Die Vereinnahmung der Künste im Nationalsozialismus
Station im Stadtrundgang: Geschichtspfad zum Nationalsozialismus
Silcherdenkmal, Platanenallee
Stele Nr. 12
Dieses Denkmal wurde 1941 zu Ehren des volkstümlichen Komponisten Friedrich Silcher (1789–1860) errichtet. Die Nationalsozialisten machten damit den „Vater“ der Sangesbewegung zu einer Symbolfigur ihres Gedankenguts, was der ideologischen Vorbereitung und Verklärung des Kriegs diente.

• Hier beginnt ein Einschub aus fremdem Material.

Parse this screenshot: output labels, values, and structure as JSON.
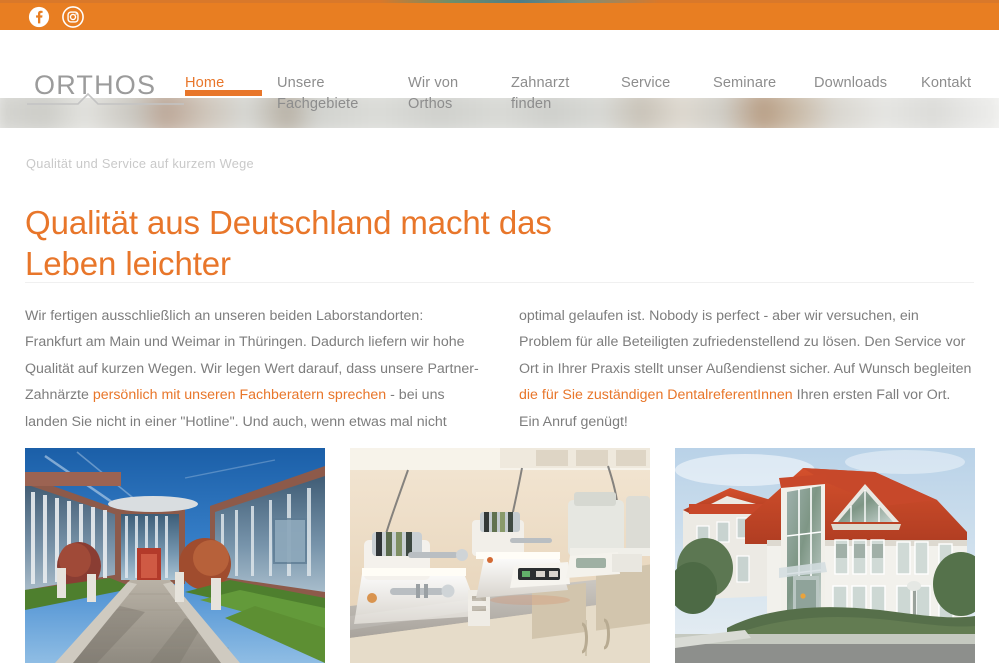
{
  "site": {
    "brand": "ORTHOS"
  },
  "social_bar": {
    "background": "#e87e22",
    "icons": [
      {
        "name": "facebook-icon",
        "label": "Facebook"
      },
      {
        "name": "instagram-icon",
        "label": "Instagram"
      }
    ]
  },
  "nav": {
    "active_color": "#e8762a",
    "inactive_color": "#8d8d8d",
    "items": [
      {
        "label": "Home",
        "active": true
      },
      {
        "label": "Unsere\nFachgebiete",
        "active": false
      },
      {
        "label": "Wir von\nOrthos",
        "active": false
      },
      {
        "label": "Zahnarzt\nfinden",
        "active": false
      },
      {
        "label": "Service",
        "active": false
      },
      {
        "label": "Seminare",
        "active": false
      },
      {
        "label": "Downloads",
        "active": false
      },
      {
        "label": "Kontakt",
        "active": false
      }
    ]
  },
  "hero": {
    "description": "blurred light interior photo banner strip"
  },
  "main": {
    "eyebrow": "Qualität und Service auf kurzem Wege",
    "headline": "Qualität aus Deutschland macht das Leben leichter",
    "headline_color": "#e8762a",
    "body_left_part1": "Wir fertigen ausschließlich an unseren beiden Laborstandorten: Frankfurt am Main und Weimar in Thüringen. Dadurch liefern wir hohe Qualität auf kurzen Wegen. Wir legen Wert darauf, dass unsere Partner-Zahnärzte ",
    "body_left_link": "persönlich mit unseren Fachberatern sprechen",
    "body_left_part2": " - bei uns landen Sie nicht in einer \"Hotline\". Und auch, wenn etwas mal nicht",
    "body_right_part1": "optimal gelaufen ist. Nobody is perfect - aber wir versuchen, ein Problem für alle Beteiligten zufriedenstellend zu lösen. Den Service vor Ort in Ihrer Praxis stellt unser Außendienst sicher. Auf Wunsch begleiten ",
    "body_right_link": "die für Sie zuständigen DentalreferentInnen",
    "body_right_part2": " Ihren ersten Fall vor Ort. Ein Anruf genügt!"
  },
  "photos": [
    {
      "name": "photo-office-campus",
      "alt": "Modernes Bürogebäude mit Glasfassade und Grünanlage"
    },
    {
      "name": "photo-dental-lab-equipment",
      "alt": "Dentallabor-Geräte auf einer Arbeitsplatte"
    },
    {
      "name": "photo-white-building",
      "alt": "Weißes Gebäude mit rotem Ziegeldach"
    }
  ]
}
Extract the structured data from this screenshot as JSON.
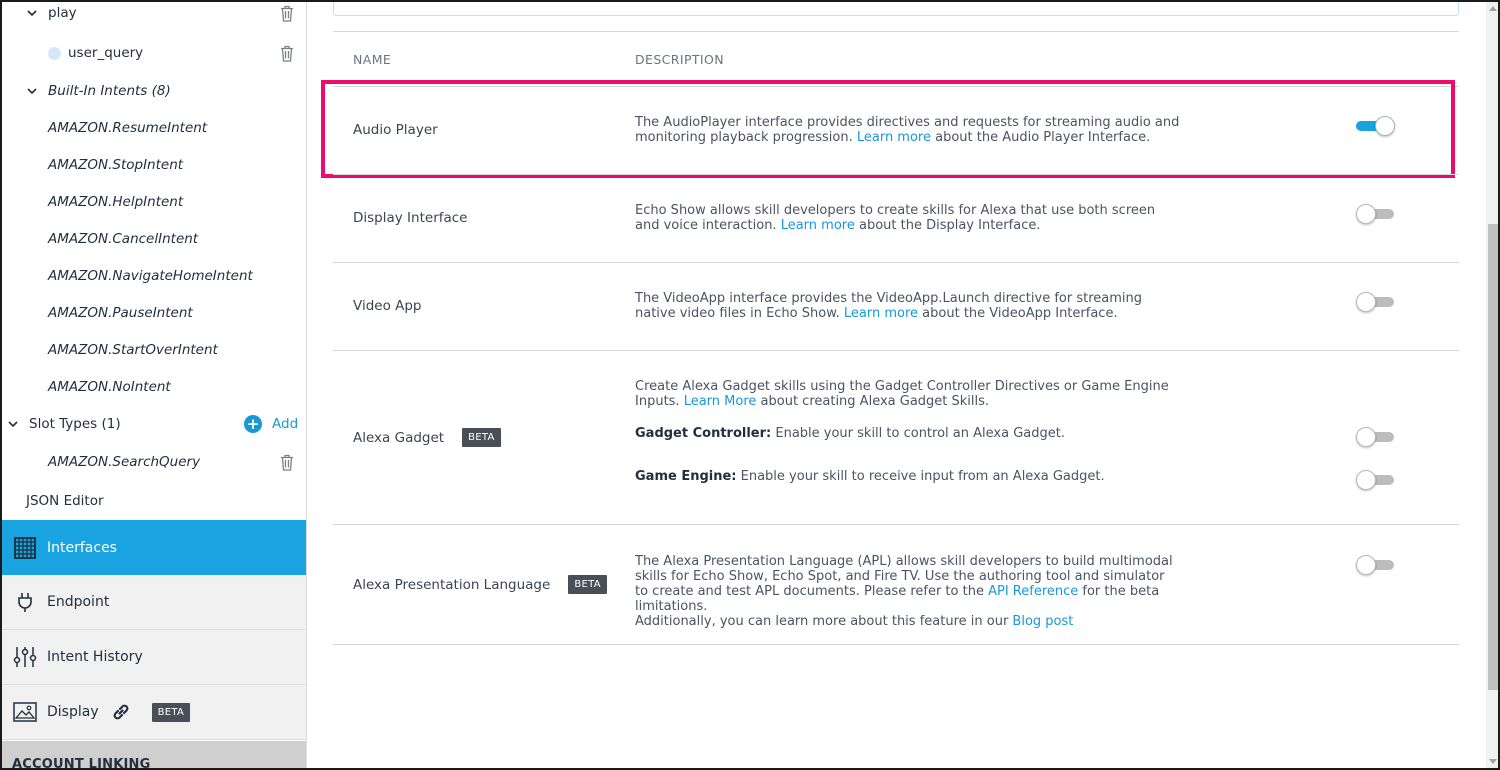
{
  "sidebar": {
    "tree": {
      "play": "play",
      "user_query": "user_query",
      "builtin_header": "Built-In Intents (8)",
      "builtin_intents": [
        "AMAZON.ResumeIntent",
        "AMAZON.StopIntent",
        "AMAZON.HelpIntent",
        "AMAZON.CancelIntent",
        "AMAZON.NavigateHomeIntent",
        "AMAZON.PauseIntent",
        "AMAZON.StartOverIntent",
        "AMAZON.NoIntent"
      ],
      "slot_types_header": "Slot Types (1)",
      "add_label": "Add",
      "slot_type": "AMAZON.SearchQuery",
      "json_editor": "JSON Editor"
    },
    "nav": {
      "interfaces": "Interfaces",
      "endpoint": "Endpoint",
      "intent_history": "Intent History",
      "display": "Display",
      "display_badge": "BETA"
    },
    "account_linking": "ACCOUNT LINKING"
  },
  "main": {
    "columns": {
      "name": "NAME",
      "description": "DESCRIPTION"
    },
    "interfaces": {
      "audio_player": {
        "name": "Audio Player",
        "desc_before": "The AudioPlayer interface provides directives and requests for streaming audio and monitoring playback progression. ",
        "link": "Learn more",
        "desc_after": " about the Audio Player Interface.",
        "enabled": true
      },
      "display_interface": {
        "name": "Display Interface",
        "desc_before": "Echo Show allows skill developers to create skills for Alexa that use both screen and voice interaction. ",
        "link": "Learn more",
        "desc_after": " about the Display Interface.",
        "enabled": false
      },
      "video_app": {
        "name": "Video App",
        "desc_before": "The VideoApp interface provides the VideoApp.Launch directive for streaming native video files in Echo Show. ",
        "link": "Learn more",
        "desc_after": " about the VideoApp Interface.",
        "enabled": false
      },
      "alexa_gadget": {
        "name": "Alexa Gadget",
        "badge": "BETA",
        "desc_before": "Create Alexa Gadget skills using the Gadget Controller Directives or Game Engine Inputs. ",
        "link": "Learn More",
        "desc_after": " about creating Alexa Gadget Skills.",
        "gadget_controller_label": "Gadget Controller:",
        "gadget_controller_text": " Enable your skill to control an Alexa Gadget.",
        "gadget_controller_enabled": false,
        "game_engine_label": "Game Engine:",
        "game_engine_text": " Enable your skill to receive input from an Alexa Gadget.",
        "game_engine_enabled": false
      },
      "apl": {
        "name": "Alexa Presentation Language",
        "badge": "BETA",
        "desc_1": "The Alexa Presentation Language (APL) allows skill developers to build multimodal skills for Echo Show, Echo Spot, and Fire TV. Use the authoring tool and simulator to create and test APL documents. Please refer to the ",
        "link_1": "API Reference",
        "desc_2": " for the beta limitations.",
        "desc_3": "Additionally, you can learn more about this feature in our ",
        "link_2": "Blog post",
        "enabled": false
      }
    }
  },
  "colors": {
    "accent": "#1aa3e1",
    "link": "#1a98d5",
    "highlight": "#ee0b6f",
    "badge": "#4a4e57"
  }
}
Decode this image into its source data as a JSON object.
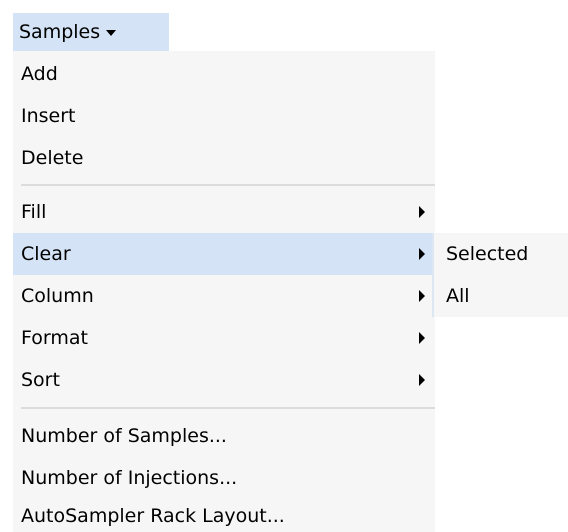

Vorgaben des NS-Kreisleiters
Der Schwäbische Sängerbund beauftragte nach einem Wettbewerb im Juni 1939 den Stuttgarter Bildhauer Wilhelm Julius Frick mit der Ausführung eines Silcherdenkmals. Sein Entwurf erfüllte genau die Vorgaben des federführenden NS-Kreisleiters Hans Rauschnabel und nimmt Bezug auf die bekannten Lieder „Der gute Kamerad“, „Wer will unter die Soldaten“ sowie Liebes- und Abschiedslieder. Auf der Rückseite des Denkmals ragen Soldaten mit Stahlhelm, ein Junge mit Gewehr und ein abschiednehmendes Paar hervor. Diese idealisierten Figuren dienten der nationalsozialistischen Propaganda und der Verharmlosung des Kriegs. Der Denkmalplatz mit Mauerkreis und Rednerpodest sollte auch für NS-Feiern und Aufmärsche genutzt werden.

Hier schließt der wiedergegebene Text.